None is better than the other. Personally what I prefer is to use both.
If we take the example of Geonames.org, getting all the 6.4 million of RDF documents from dereferencable URI would take weeks. However, updating your triple store with new or updated RDF documents with a RDF dump would force you to download and re-index it completely every month (or so). This task would take some days.
So what is best way then? There is what I propose (and currently do):
In fact, the first time I indexed Geonames into a triple store, I requested a RDF dump to Marc. Then I asked him: would it be possible for you to ping Pingthesemanticweb.com each time a new document appears on Geonames or each time a document is updated? In less than a couple of hour he answered to my mail and then Geonames was pinging PTSW.

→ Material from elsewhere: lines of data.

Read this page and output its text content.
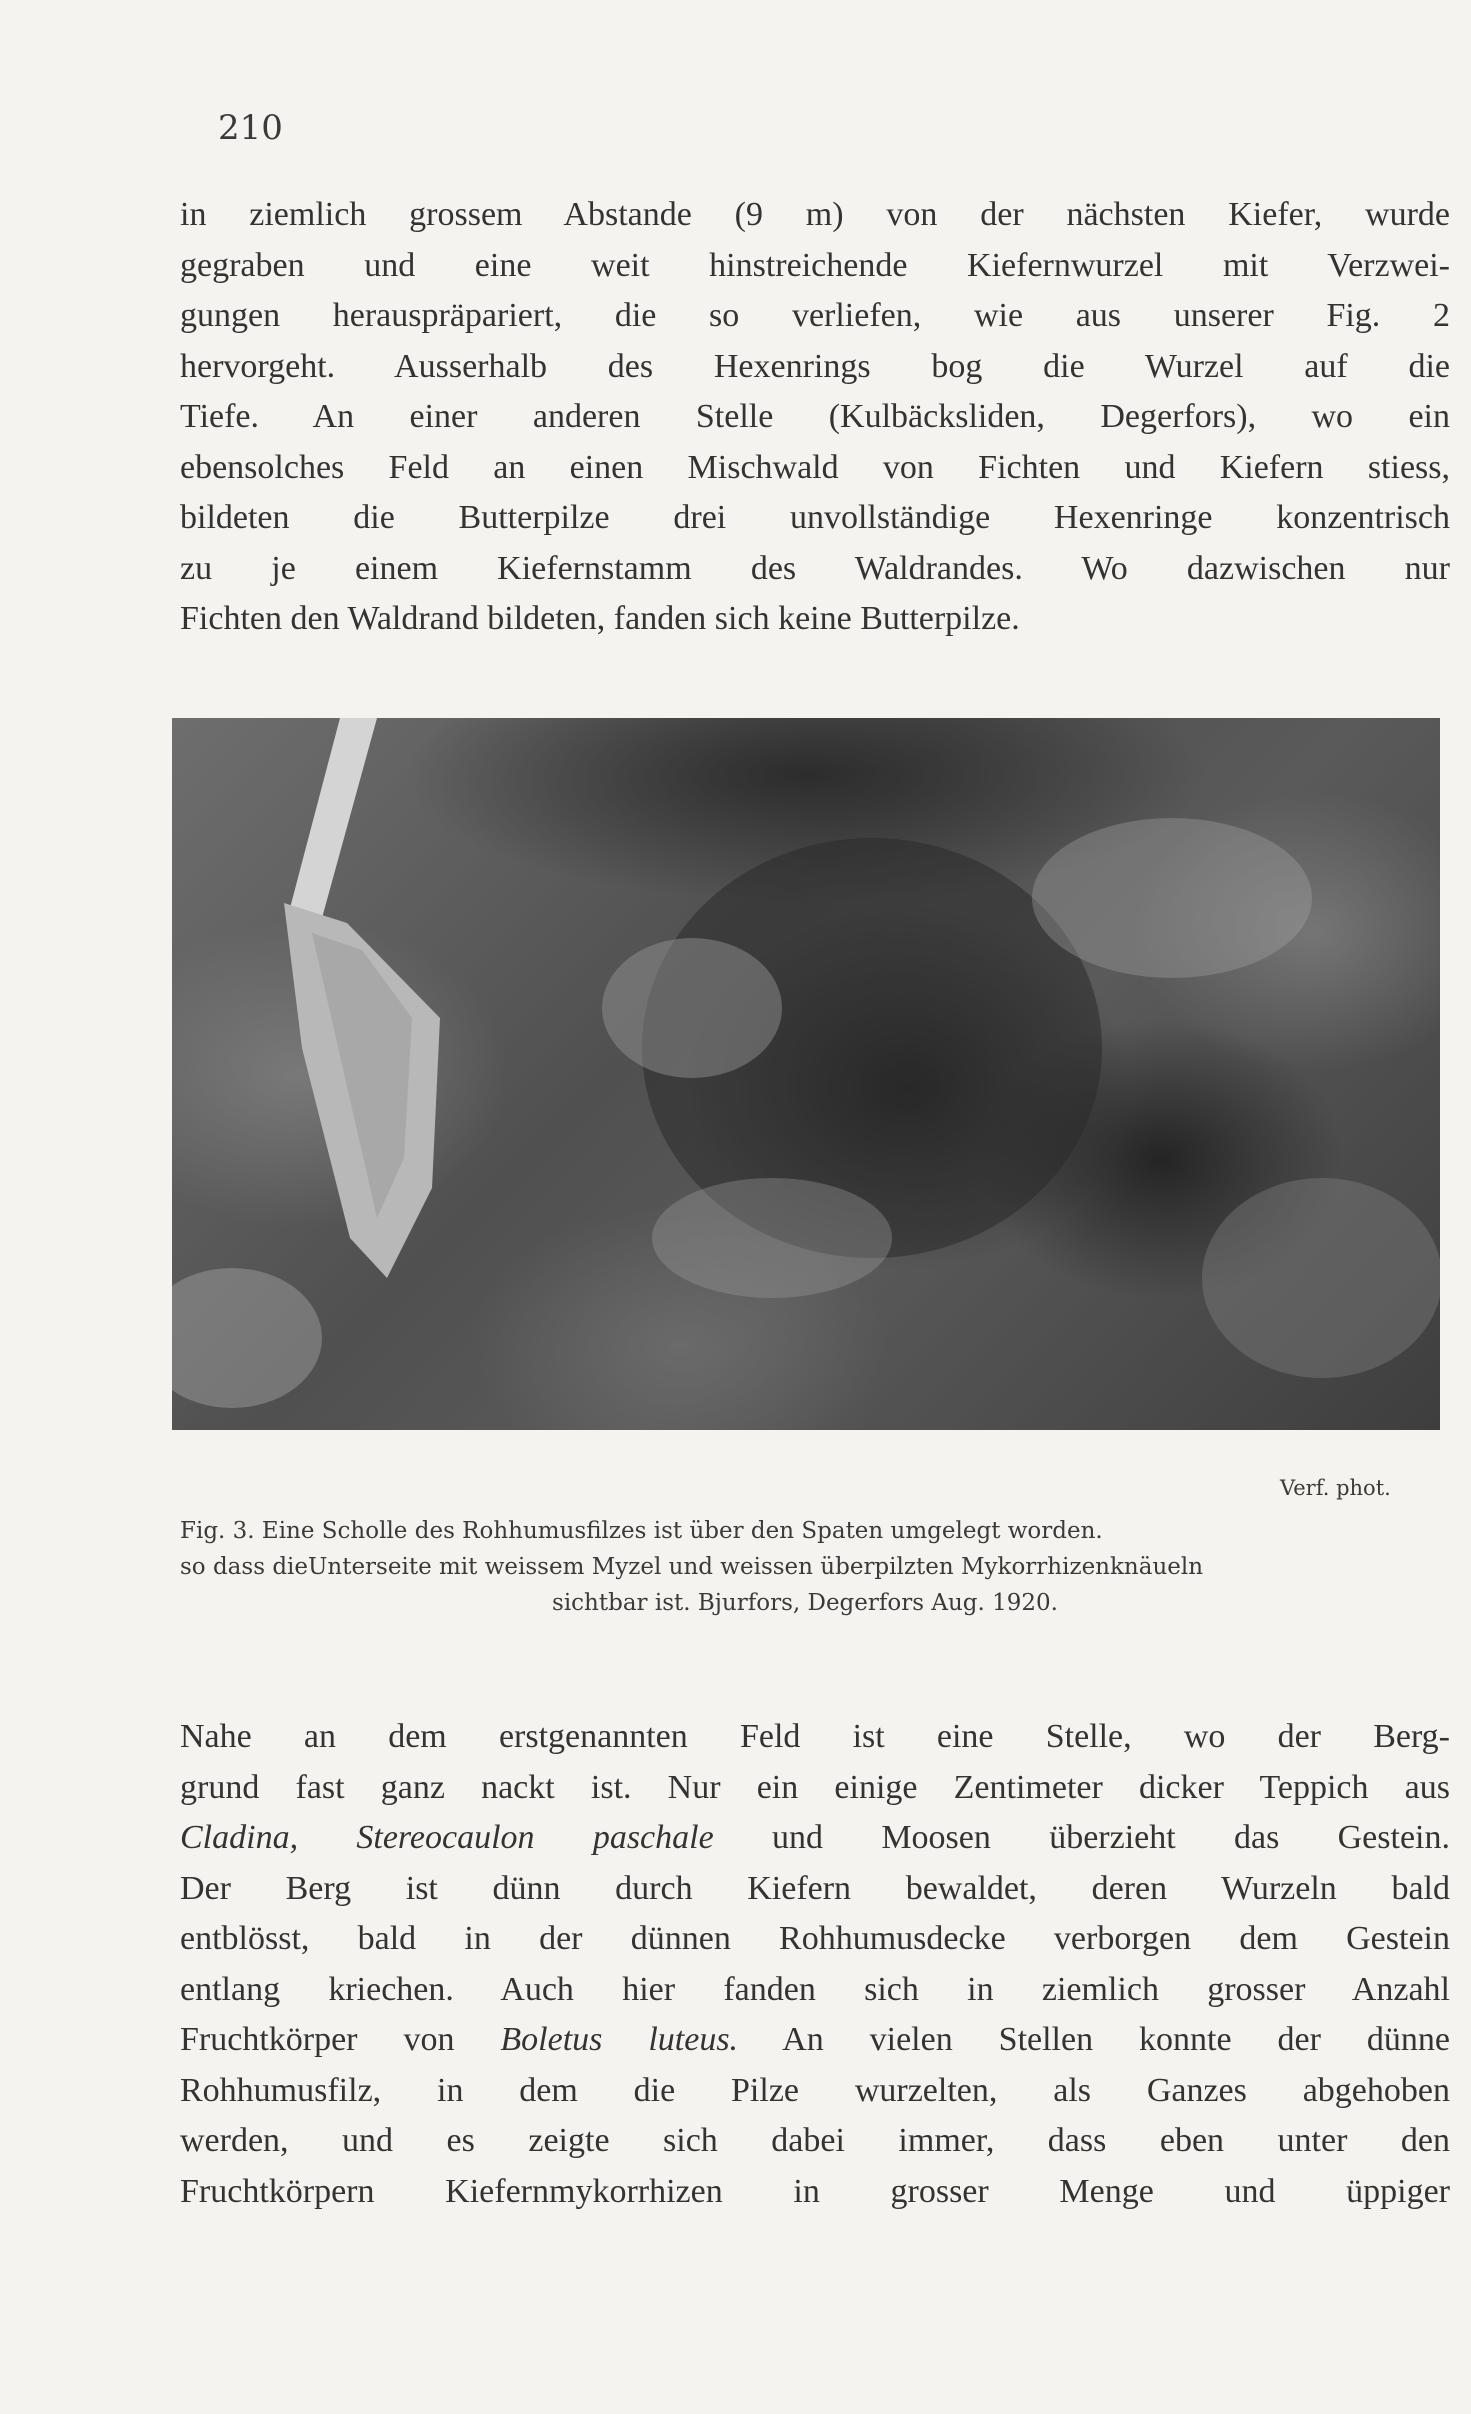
210
in ziemlich grossem Abstande (9 m) von der nächsten Kiefer, wurde
gegraben und eine weit hinstreichende Kiefernwurzel mit Verzwei-
gungen herauspräpariert, die so verliefen, wie aus unserer Fig. 2
hervorgeht. Ausserhalb des Hexenrings bog die Wurzel auf die
Tiefe. An einer anderen Stelle (Kulbäcksliden, Degerfors), wo ein
ebensolches Feld an einen Mischwald von Fichten und Kiefern stiess,
bildeten die Butterpilze drei unvollständige Hexenringe konzentrisch
zu je einem Kiefernstamm des Waldrandes. Wo dazwischen nur
Fichten den Waldrand bildeten, fanden sich keine Butterpilze.
Verf. phot.
Fig. 3. Eine Scholle des Rohhumusfilzes ist über den Spaten umgelegt worden.
so dass dieUnterseite mit weissem Myzel und weissen überpilzten Mykorrhizenknäueln
sichtbar ist. Bjurfors, Degerfors Aug. 1920.
Nahe an dem erstgenannten Feld ist eine Stelle, wo der Berg-
grund fast ganz nackt ist. Nur ein einige Zentimeter dicker Teppich aus
Cladina, Stereocaulon paschale und Moosen überzieht das Gestein.
Der Berg ist dünn durch Kiefern bewaldet, deren Wurzeln bald
entblösst, bald in der dünnen Rohhumusdecke verborgen dem Gestein
entlang kriechen. Auch hier fanden sich in ziemlich grosser Anzahl
Fruchtkörper von Boletus luteus. An vielen Stellen konnte der dünne
Rohhumusfilz, in dem die Pilze wurzelten, als Ganzes abgehoben
werden, und es zeigte sich dabei immer, dass eben unter den
Fruchtkörpern Kiefernmykorrhizen in grosser Menge und üppiger
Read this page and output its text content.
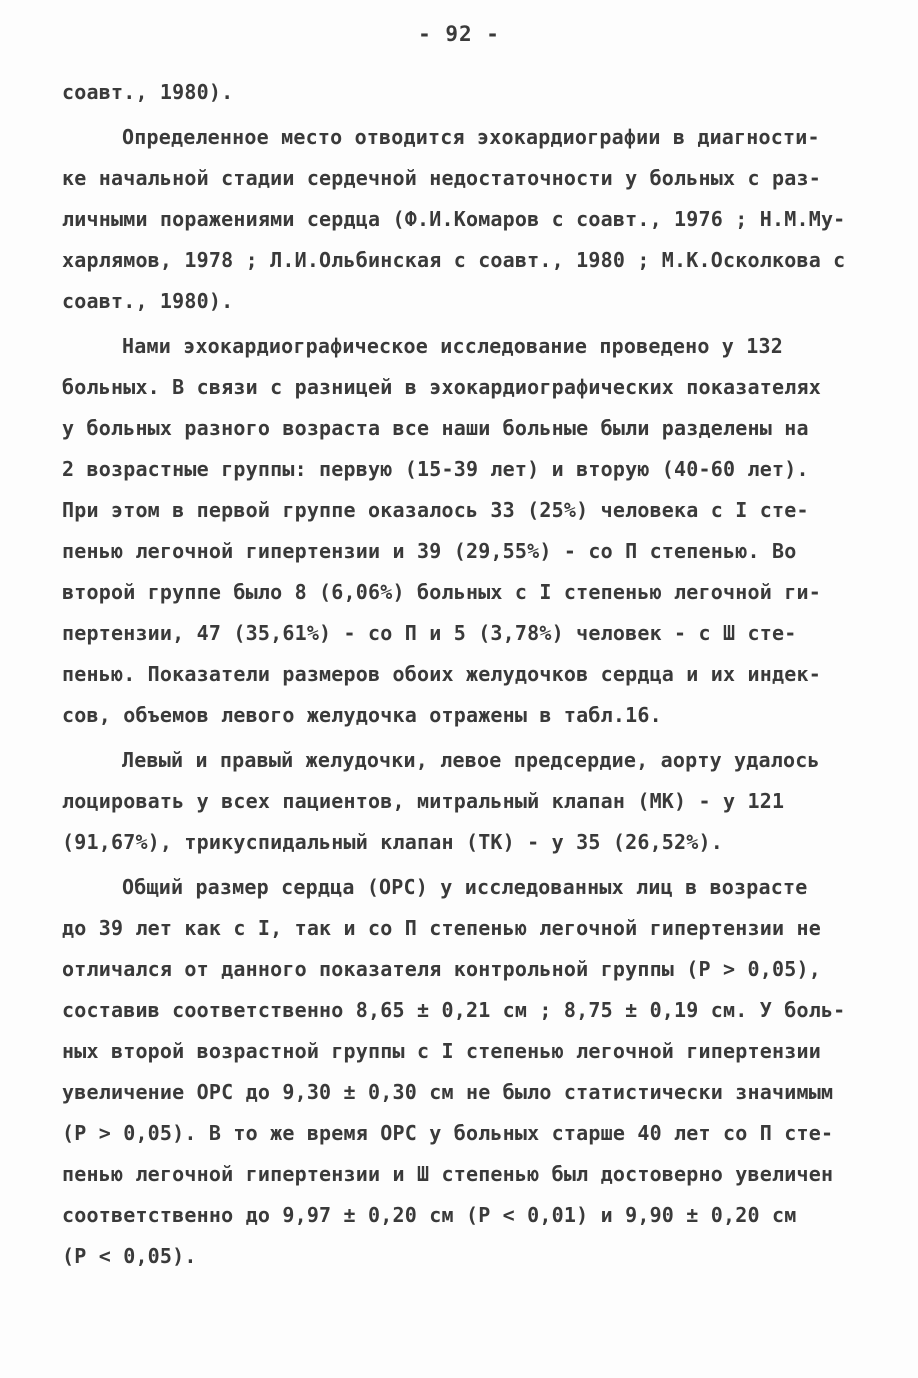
- 92 -
соавт., 1980).
Определенное место отводится эхокардиографии в диагности-
ке начальной стадии сердечной недостаточности у больных с раз-
личными поражениями сердца (Ф.И.Комаров с соавт., 1976 ; Н.М.Му-
харлямов, 1978 ; Л.И.Ольбинская с соавт., 1980 ; М.К.Осколкова с
соавт., 1980).
Нами эхокардиографическое исследование проведено у 132
больных. В связи с разницей в эхокардиографических показателях
у больных разного возраста все наши больные были разделены на
2 возрастные группы: первую (15-39 лет) и вторую (40-60 лет).
При этом в первой группе оказалось 33 (25%) человека с I сте-
пенью легочной гипертензии и 39 (29,55%) - со П степенью. Во
второй группе было 8 (6,06%) больных с I степенью легочной ги-
пертензии, 47 (35,61%) - со П и 5 (3,78%) человек - с Ш сте-
пенью. Показатели размеров обоих желудочков сердца и их индек-
сов, объемов левого желудочка отражены в табл.16.
Левый и правый желудочки, левое предсердие, аорту удалось
лоцировать у всех пациентов, митральный клапан (МК) - у 121
(91,67%), трикуспидальный клапан (ТК) - у 35 (26,52%).
Общий размер сердца (ОРС) у исследованных лиц в возрасте
до 39 лет как с I, так и со П степенью легочной гипертензии не
отличался от данного показателя контрольной группы (Р > 0,05),
составив соответственно 8,65 ± 0,21 см ; 8,75 ± 0,19 см. У боль-
ных второй возрастной группы с I степенью легочной гипертензии
увеличение ОРС до 9,30 ± 0,30 см не было статистически значимым
(Р > 0,05). В то же время ОРС у больных старше 40 лет со П сте-
пенью легочной гипертензии и Ш степенью был достоверно увеличен
соответственно до 9,97 ± 0,20 см (Р < 0,01) и 9,90 ± 0,20 см
(Р < 0,05).
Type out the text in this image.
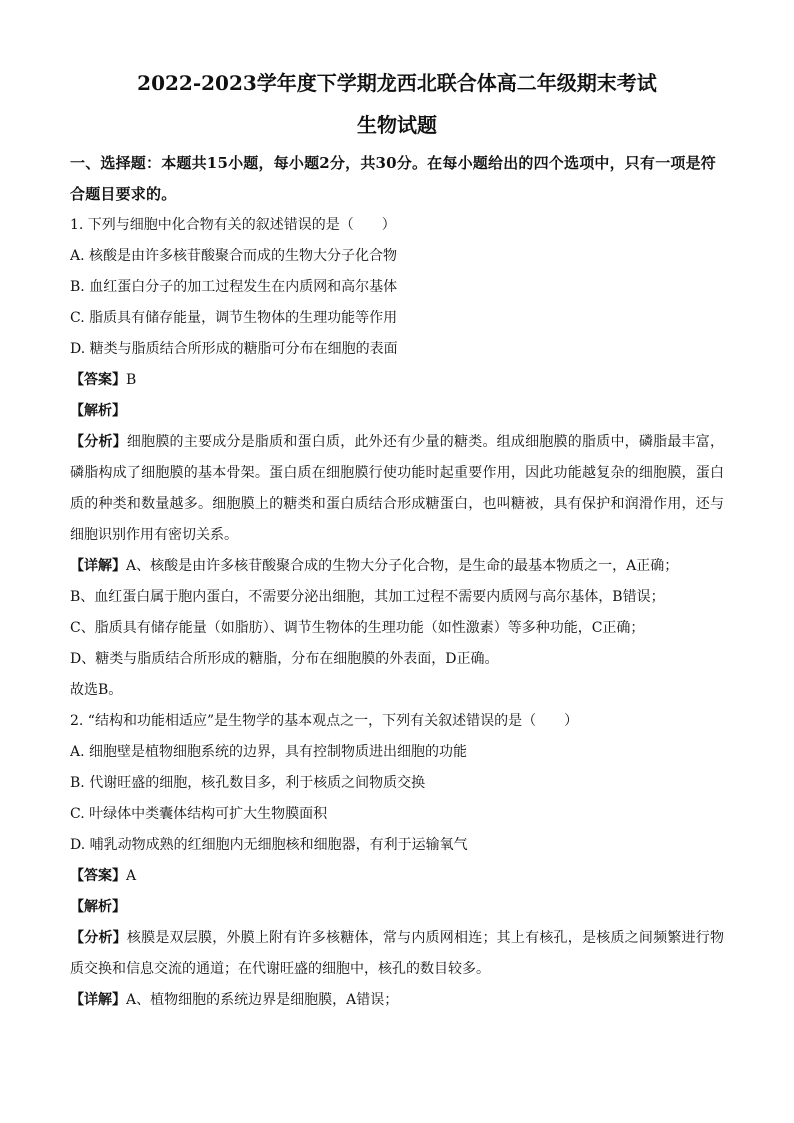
2022-2023学年度下学期龙西北联合体高二年级期末考试

生物试题

一、选择题：本题共15小题，每小题2分，共30分。在每小题给出的四个选项中，只有一项是符合题目要求的。

1. 下列与细胞中化合物有关的叙述错误的是（　　）

A. 核酸是由许多核苷酸聚合而成的生物大分子化合物

B. 血红蛋白分子的加工过程发生在内质网和高尔基体

C. 脂质具有储存能量，调节生物体的生理功能等作用

D. 糖类与脂质结合所形成的糖脂可分布在细胞的表面

【答案】B

【解析】

【分析】细胞膜的主要成分是脂质和蛋白质，此外还有少量的糖类。组成细胞膜的脂质中，磷脂最丰富，磷脂构成了细胞膜的基本骨架。蛋白质在细胞膜行使功能时起重要作用，因此功能越复杂的细胞膜，蛋白质的种类和数量越多。细胞膜上的糖类和蛋白质结合形成糖蛋白，也叫糖被，具有保护和润滑作用，还与细胞识别作用有密切关系。

【详解】A、核酸是由许多核苷酸聚合成的生物大分子化合物，是生命的最基本物质之一，A正确；

B、血红蛋白属于胞内蛋白，不需要分泌出细胞，其加工过程不需要内质网与高尔基体，B错误；

C、脂质具有储存能量（如脂肪）、调节生物体的生理功能（如性激素）等多种功能，C正确；

D、糖类与脂质结合所形成的糖脂，分布在细胞膜的外表面，D正确。

故选B。

2. “结构和功能相适应”是生物学的基本观点之一，下列有关叙述错误的是（　　）

A. 细胞壁是植物细胞系统的边界，具有控制物质进出细胞的功能

B. 代谢旺盛的细胞，核孔数目多，利于核质之间物质交换

C. 叶绿体中类囊体结构可扩大生物膜面积

D. 哺乳动物成熟的红细胞内无细胞核和细胞器，有利于运输氧气

【答案】A

【解析】

【分析】核膜是双层膜，外膜上附有许多核糖体，常与内质网相连；其上有核孔，是核质之间频繁进行物质交换和信息交流的通道；在代谢旺盛的细胞中，核孔的数目较多。

【详解】A、植物细胞的系统边界是细胞膜，A错误；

So, what it means? It means that I populated my triple store with geonames with a RDF dump for the first time. By proceeding that way I saved one to two weeks of work. Then I am now updating the triple store via Pingthesemanticweb.com. By proceeding that way, I save 2 or 3 days each month.
So what I suggest is to use both methods. The important point here is that Pingthesemanticweb.com acts as an agent that send you new and updated files for a specific service (Geonames in the above example). This simple infrastructure could save precious time to many semantic web developers.